Thomson Reuters/FX Alliance ($622.9 million, with a 2.3% termination fee of $14.5 million)
DigitalGlobe/Geoeye ($466.6 million, with a 4.3% termination fee of $20.0 million)
Aetna/Coventry Health Care ($5.63 billion, with a 3.0% termination fee of $167.5 million)
McKesson/PSS World Medical ($1.46 billion, with a 3.4% termination fee of $50 million)

There were 62 deals with antitrust reverse termination fees over the period January 1, 2005, through November 30, 2012. These fees have a median of 3.9% and a mean of 5.6%. The higher mean is due to some large outliers, including:

Google/Motorola Mobility ($11.9 billion, with a 21% termination fee of $2.5 billion)
Smithfield Foods/Premium Standard Farms ($674 million, with a 14.8% termination fee of $100 million)
Monsanto/Delta and Pine ($1.5 billion, with a 39.8% termination fee of $600 million)
Seagate/Maxtor ($1.9 billion, with a 15.8% termination fee of $300 million)

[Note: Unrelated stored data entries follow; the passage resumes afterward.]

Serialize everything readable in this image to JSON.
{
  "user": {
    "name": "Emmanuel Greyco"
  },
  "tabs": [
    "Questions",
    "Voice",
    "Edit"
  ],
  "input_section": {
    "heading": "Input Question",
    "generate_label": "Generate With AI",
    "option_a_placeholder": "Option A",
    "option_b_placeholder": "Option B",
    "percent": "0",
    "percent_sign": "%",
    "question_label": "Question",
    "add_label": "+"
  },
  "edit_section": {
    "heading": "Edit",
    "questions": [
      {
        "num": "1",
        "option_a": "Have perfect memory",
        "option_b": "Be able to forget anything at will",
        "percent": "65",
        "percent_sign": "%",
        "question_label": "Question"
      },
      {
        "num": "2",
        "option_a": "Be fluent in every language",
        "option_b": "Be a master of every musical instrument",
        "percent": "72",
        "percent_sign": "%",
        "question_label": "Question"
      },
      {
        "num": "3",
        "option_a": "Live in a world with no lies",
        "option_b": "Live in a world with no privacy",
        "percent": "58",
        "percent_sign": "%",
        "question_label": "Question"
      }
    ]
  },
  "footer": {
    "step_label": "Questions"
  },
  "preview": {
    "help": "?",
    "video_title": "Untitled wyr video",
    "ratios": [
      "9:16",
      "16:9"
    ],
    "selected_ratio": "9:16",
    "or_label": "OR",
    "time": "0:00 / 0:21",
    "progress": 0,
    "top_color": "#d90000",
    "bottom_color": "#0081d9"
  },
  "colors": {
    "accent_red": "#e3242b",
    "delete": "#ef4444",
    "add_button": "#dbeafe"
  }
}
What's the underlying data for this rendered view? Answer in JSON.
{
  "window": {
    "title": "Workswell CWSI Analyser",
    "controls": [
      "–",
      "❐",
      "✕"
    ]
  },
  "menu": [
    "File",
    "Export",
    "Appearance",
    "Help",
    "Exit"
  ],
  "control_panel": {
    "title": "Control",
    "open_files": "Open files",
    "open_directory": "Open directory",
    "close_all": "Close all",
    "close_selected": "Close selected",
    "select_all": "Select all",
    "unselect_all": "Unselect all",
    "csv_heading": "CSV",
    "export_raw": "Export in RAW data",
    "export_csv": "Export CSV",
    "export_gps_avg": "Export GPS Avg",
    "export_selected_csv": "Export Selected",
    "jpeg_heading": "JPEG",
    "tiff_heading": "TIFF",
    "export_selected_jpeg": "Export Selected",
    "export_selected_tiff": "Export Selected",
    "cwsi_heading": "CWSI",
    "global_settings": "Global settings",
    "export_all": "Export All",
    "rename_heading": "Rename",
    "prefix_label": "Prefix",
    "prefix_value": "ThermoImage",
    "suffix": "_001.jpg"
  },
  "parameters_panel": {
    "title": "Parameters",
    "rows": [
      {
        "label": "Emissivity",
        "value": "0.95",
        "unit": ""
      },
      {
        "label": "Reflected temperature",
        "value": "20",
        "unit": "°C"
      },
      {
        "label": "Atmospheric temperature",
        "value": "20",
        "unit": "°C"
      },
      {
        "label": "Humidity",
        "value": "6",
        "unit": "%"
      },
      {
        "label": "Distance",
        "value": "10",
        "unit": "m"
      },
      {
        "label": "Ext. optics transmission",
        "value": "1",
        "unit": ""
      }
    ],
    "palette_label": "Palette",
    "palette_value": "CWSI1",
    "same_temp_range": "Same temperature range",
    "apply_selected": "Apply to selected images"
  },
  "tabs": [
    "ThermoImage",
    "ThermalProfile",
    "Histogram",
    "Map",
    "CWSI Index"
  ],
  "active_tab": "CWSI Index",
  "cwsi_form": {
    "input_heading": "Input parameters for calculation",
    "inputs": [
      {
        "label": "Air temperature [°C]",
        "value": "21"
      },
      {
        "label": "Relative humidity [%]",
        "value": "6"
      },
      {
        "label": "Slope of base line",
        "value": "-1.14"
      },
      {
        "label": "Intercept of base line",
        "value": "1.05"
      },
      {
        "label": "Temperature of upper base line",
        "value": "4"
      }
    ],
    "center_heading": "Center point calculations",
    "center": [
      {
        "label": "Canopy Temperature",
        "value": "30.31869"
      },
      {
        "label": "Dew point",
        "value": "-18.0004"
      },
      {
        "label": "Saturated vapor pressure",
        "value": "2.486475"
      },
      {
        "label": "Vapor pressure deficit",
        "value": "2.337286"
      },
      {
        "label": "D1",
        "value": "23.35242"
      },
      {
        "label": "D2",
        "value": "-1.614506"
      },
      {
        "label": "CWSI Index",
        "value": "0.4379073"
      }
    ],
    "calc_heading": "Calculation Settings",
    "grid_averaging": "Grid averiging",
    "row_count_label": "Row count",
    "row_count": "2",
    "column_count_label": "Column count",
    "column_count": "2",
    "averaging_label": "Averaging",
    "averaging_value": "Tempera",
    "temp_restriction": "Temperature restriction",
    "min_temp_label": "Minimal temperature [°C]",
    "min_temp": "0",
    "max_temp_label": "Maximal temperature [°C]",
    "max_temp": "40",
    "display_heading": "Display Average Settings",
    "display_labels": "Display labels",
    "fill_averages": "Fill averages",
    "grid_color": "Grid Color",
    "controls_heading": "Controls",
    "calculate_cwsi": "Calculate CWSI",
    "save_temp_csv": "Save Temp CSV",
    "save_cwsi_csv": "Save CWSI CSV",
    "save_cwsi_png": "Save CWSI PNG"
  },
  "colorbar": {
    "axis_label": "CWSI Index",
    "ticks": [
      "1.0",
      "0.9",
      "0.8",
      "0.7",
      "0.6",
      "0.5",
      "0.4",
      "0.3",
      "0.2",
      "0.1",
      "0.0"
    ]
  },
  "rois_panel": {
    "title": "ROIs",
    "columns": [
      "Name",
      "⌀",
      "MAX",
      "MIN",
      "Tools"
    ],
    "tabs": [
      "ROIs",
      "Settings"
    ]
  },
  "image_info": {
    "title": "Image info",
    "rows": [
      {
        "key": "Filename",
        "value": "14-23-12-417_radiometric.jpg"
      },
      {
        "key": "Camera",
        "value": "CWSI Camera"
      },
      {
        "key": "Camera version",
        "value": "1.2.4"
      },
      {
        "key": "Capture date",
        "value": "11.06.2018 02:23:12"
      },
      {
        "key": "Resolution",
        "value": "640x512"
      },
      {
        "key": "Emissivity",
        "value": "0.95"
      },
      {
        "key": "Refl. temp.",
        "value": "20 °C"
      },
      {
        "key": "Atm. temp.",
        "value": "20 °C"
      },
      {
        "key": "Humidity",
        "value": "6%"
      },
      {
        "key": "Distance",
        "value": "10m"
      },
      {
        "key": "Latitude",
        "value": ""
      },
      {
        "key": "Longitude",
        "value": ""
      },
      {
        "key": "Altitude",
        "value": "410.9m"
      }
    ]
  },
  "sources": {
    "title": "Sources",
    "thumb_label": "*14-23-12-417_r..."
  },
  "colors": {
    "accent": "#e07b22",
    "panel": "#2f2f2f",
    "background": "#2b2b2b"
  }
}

With the disclosure by AT&T that the total outlay of the antitrust reverse termination fee it paid in its deal with T-Mobile was $4.2 billion (and not the $6.0 billion often reported), the termination fee as a percentage of the $39 billion deal was 10.8%.

You're looking at this all wrong. Compare the TNT failure to successful acquisitions, not to failed acquisitions. $0 termination fee vs. $267 million.